Est-ce un Gbagbo revanchard et sclérosé dans le passé qui est revenu dans les bras des Ivoiriens ? La question divise. Quand il demande la paix à ses partisans, pourquoi cela ne ressort-il pas dans ces actes ? À Guiglo, le 8 avril 2022 : «(…) Séchez vos larmes et proposez aux Ivoiriens la paix». À Mama le 5 février 2022: «Celui qui fait un coup d’État constitutionnel, je ne suis pas son ami».

Bref, ce Woody de Mama là n’est pas le même que celui avant la crise post-électorale de 2010. Beaucoup l’ont compris. La rencontre historique du 27 juillet 2021 avec le chef de l’Etat, Alassane Ouattara, semblait pourtant avoir redonné quelques brins d’espoir aux plus optimistes. Même si Laurent Gbagbo s’y était plutôt attardé sur la libération des prisonniers. Mais, près d’un an après, les rapports avec le pouvoir en place ne sont pas au beau fixe. Quand il le peut, Laurent Gbagbo allume une mèche. Et cela, malgré le dialogue politique auquel son parti prend part.   

Pascal Affi N’Guessan

Les rapports avec des anciens cadres de son parti sont également partis en vrille.
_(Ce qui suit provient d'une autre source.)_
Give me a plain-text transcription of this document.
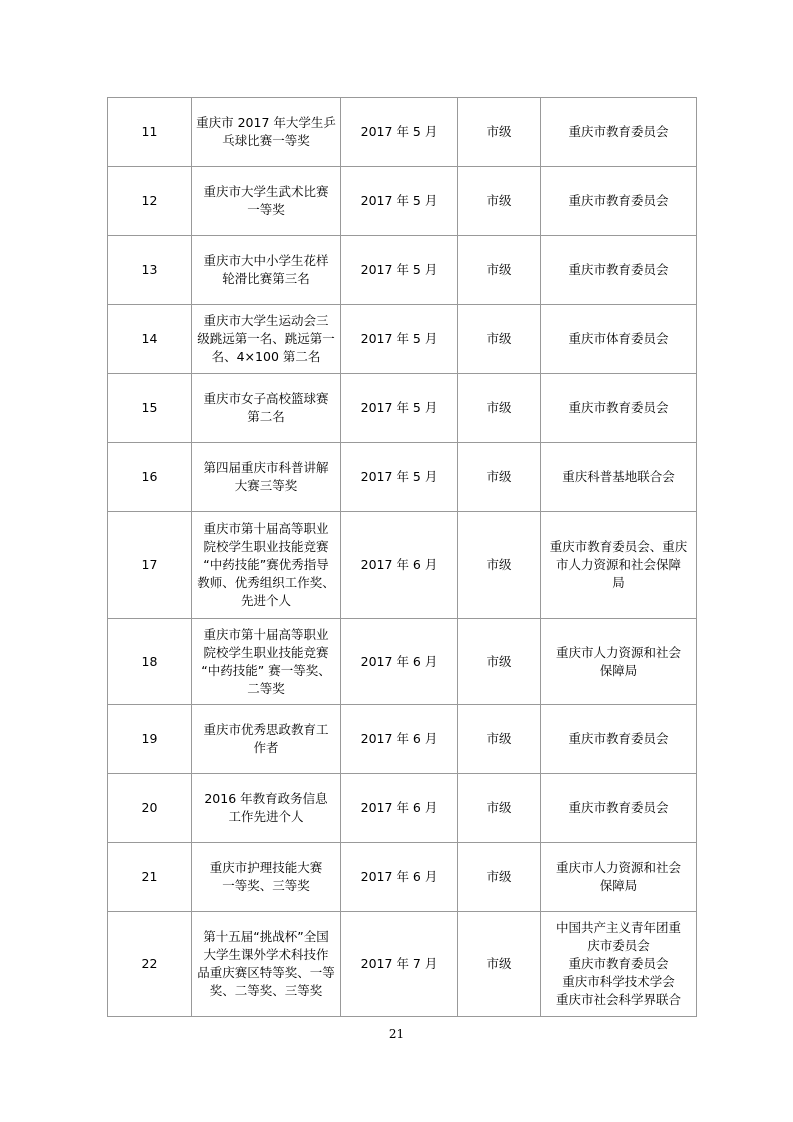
11	重庆市 2017 年大学生乒
乓球比赛一等奖	2017 年 5 月	市级	重庆市教育委员会
12	重庆市大学生武术比赛
一等奖	2017 年 5 月	市级	重庆市教育委员会
13	重庆市大中小学生花样
轮滑比赛第三名	2017 年 5 月	市级	重庆市教育委员会
14	重庆市大学生运动会三
级跳远第一名、跳远第一
名、4×100 第二名	2017 年 5 月	市级	重庆市体育委员会
15	重庆市女子高校篮球赛
第二名	2017 年 5 月	市级	重庆市教育委员会
16	第四届重庆市科普讲解
大赛三等奖	2017 年 5 月	市级	重庆科普基地联合会
17	重庆市第十届高等职业
院校学生职业技能竞赛
“中药技能”赛优秀指导
教师、优秀组织工作奖、
先进个人	2017 年 6 月	市级	重庆市教育委员会、重庆
市人力资源和社会保障
局
18	重庆市第十届高等职业
院校学生职业技能竞赛
“中药技能” 赛一等奖、
二等奖	2017 年 6 月	市级	重庆市人力资源和社会
保障局
19	重庆市优秀思政教育工
作者	2017 年 6 月	市级	重庆市教育委员会
20	2016 年教育政务信息
工作先进个人	2017 年 6 月	市级	重庆市教育委员会
21	重庆市护理技能大赛
一等奖、三等奖	2017 年 6 月	市级	重庆市人力资源和社会
保障局
22	第十五届“挑战杯”全国
大学生课外学术科技作
品重庆赛区特等奖、一等
奖、二等奖、三等奖	2017 年 7 月	市级	中国共产主义青年团重
庆市委员会
重庆市教育委员会
重庆市科学技术学会
重庆市社会科学界联合
21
Il est obligé d’abandonner le Front populaire ivoirien (FPI) à Pascal Affi N’Guessan, qui ne le voit plus comme un mentor, mais comme un obstacle.  Charles Blé Goudé s’est déjà affranchi de lui et nourrit des ambitions politiques. La rupture avec Simone Gbagbo est consommée. Chacun de ces leaders a grignoté des voix au sein de ses partisans. Entre-temps, le Parti des peuples africain-Côte d’Ivoire (PPA-CI), que Laurent Gbagbo a créé en octobre 2021, a besoin de temps pour s’implanter et donner une orientation claire à des militants qui ne savent plus que penser de toute cette guéguerre.

Gbagbo peut néanmoins se targuer d’avoir à ses côtés un allié de poids : le Parti démocratique de Côte d’Ivoire (Pdci). Ils étaient ennemis jurés en 2010, lorsque Henri Konan Bédié apportait son soutien à Alassane Ouattara pendant la présidentielle. Aujourd’hui, Laurent Gbagbo et Bédié se disent «frères» et «alliés». C’est tout sourire, main dans la main, que le Sphinx de Daoukro a reçu le 10 juillet 2021, l’ancien pensionnaire de la Cour pénale internationale (CPI). Une alliance de dupes ? Il faut dire que l’électorat de base de Gbagbo n’a jamais pardonné à Henri Konan Bédié son soutien en 2010 à Alassane Ouattara. Mais, c’est déjà ça.

Règlement de sa rente viagère ; divorce avec Simone Gbagbo ; assainissement de son parti, leadership au sein de l’opposition, recherche de financement, etc. C’est peu dire : Le retour de Laurent Gbagbo à l’opposition ne rappelle pas le bon vieux temps.